The Rio statue guy's guide to taking epic selfies

Lee Thompson, for CNNUpdated 16th April 2015
(CNN) — There are selfies -- and then there are selfies that make people say "Jesus Christ!"
That's one possible reaction to one of the most epic selfies ever snapped.
Not just because it was a breathtaking shot but because of where it was taken.
Lee Thompson became an Internet sensation when he became the first person to snap a selfie from the top of Rio's Christ the Redeemer statue.
The British co-founder of the Flash Pack travel company scored 50 million shares across Facebook, Twitter and Instagram as the breathtaking shot of him perched precipitously atop the 124-meter landmark ricocheted around the planet.
In an act of selfie selflessness, he's offered to share his top tips for capturing those memorable mugshot moments.

It's not about the danger.

The trick is coming up with a selfie that hasn't been done before.
In an increasingly selfied world, that's getting increasingly tough; my Rio shot has already been copied scores of times (not with me in it, obviously).
For me, it's not about recklessness or danger.
I had permission to climb to the top of the Christ the Redeemer statue, and I stayed safe. So don't even think about clambering up that Russian skyscraper. Those stunts are often illegal and preposterously dangerous, and they're no longer original.
Instead, try some lateral thinking to come up with something new.
Although you can plan for these things, the best selfies are often the most spontaneous.
A head for heights: It's not about the danger.
Courtesy Lee Thompson

It's all about the angle.

Want the world to see your double chin and those haggard-looking bags under your eyes? Of course you don't.
Remember, you're the star of this shot as much as what's behind you, and few people look good when photographed from below.
Hand hold your camera and stretch your arm out as long as possible with lots of height. From that angle, you probably won't even have to suck in your stomach.

Take multiple pictures.

Spontaneity will get you only so far. It's also good to show some ruthlessness in pursuit of the superlative selfie.
When you're in the zone, keep that finger on the trigger, and keep firing. The more photos you take, the more likely one of them is going to be tweetworthy.
When I took the Jesus selfie, I shot the bejesus out of it, racking up more than 100 pictures. The first 10 frames were bleached white, but one was perfect.

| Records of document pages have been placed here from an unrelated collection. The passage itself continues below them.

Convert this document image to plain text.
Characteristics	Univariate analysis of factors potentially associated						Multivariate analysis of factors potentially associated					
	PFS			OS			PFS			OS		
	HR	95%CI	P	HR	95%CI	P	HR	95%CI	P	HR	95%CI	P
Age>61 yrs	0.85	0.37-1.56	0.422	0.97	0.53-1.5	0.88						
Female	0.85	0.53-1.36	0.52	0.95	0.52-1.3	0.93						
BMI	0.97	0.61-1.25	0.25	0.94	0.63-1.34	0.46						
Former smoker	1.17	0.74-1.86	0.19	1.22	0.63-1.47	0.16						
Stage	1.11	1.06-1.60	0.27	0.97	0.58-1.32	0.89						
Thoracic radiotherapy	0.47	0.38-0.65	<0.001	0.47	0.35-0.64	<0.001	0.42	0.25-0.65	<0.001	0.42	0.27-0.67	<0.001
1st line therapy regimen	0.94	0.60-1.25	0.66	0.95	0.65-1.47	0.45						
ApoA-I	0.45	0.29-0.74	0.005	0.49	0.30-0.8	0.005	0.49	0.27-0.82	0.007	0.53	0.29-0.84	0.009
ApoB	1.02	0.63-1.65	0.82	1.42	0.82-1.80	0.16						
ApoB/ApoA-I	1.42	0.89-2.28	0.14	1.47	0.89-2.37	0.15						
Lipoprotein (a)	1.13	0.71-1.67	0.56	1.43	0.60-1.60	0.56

Choose the right equipment.

I shot my picture on a GoPro, and I'm convinced that this is the best selfie camera. The reason for this is that it has a fisheye lens and will get in most of your arm and everything you need in the background.
The downside to using a GoPro is that if you get too close to the lens, you'll end up with a huge head. Try it and see!
Also, they're power-hungry, so they need lots of spare batteries or regular recharging.
Fisheye lenses are available for smartphones, but they tend to have a nasty circular frame.
Another great selfie camera is Samsung's NX Mini, which is small and lightweight, has a great 9mm lens and creates huge file sizes. That's perfect for those not confident in using a GoPro, and it has a 180-degree flip screen to check your framing.
If Ellen DeGeneres had used this for her famous Oscars selfie, then Bradley Cooper could've gotten away with having smaller arms.

Lighting is key.

It's a basic rule of photography but easy to forget when you're capturing a fleeting moment: Make sure the light is in front or to the side of you and not behind. The last thing you want to do is be silhouetted by the sun -- unless you're specifically going for a "sun selfie"!
Of course, that creates its own problems.
For my Jesus selfie in Rio, I had to look in the direction of the sun, so on most of the frames I shot, I had my eyes closed (another reason you need to take multiple shots).
Seeing the light: Make sure the sun isn't behind you (even when the Son is beneath you).
Courtesy Lee Thompson

Go deep.

Use a big depth of field. You need to make sure that the prospective audience of your selfie can see the background.
To achieve this on a digital camera, use a smaller aperture, which will have a larger number on the settings menu.

Create an atmosphere.

If you can create an atmosphere through the composition of your selfie, then you're onto a winner.
Creating a sense of vertigo, claustrophobia or simply wonderment will bring about a reaction and will always leave a lasting impression.
Show some discretion, though. Just because something is dramatic or interesting does not mean it's a suitable backdrop for a selfie. Witness the wave of outrage that followed the posting of selfies taken in front of a major fire in New York or Auschwitz.

Shun the selfie stick.

With tempers fraying over the increasing ubiquity of these arm extensions, it surely can't be long before someone is actually attacked with their own selfie stick. So why add to the problem?
Selfie sticks don't have the same effect as a hand-held camera.
Many people who copied my Christ the Redeemer selfie ruined the moment by using a stick.
The secret to my picture was that it looked much scarier than it actually was. The hole in the head that I stood out of was big and safe to stand in, but my shot made it appear like I was teetering on the edge of the statue.
In reality, I was fine.
The guys who used a selfie stick showed how big the hole was, and their picture lost some of their breathtaking impact.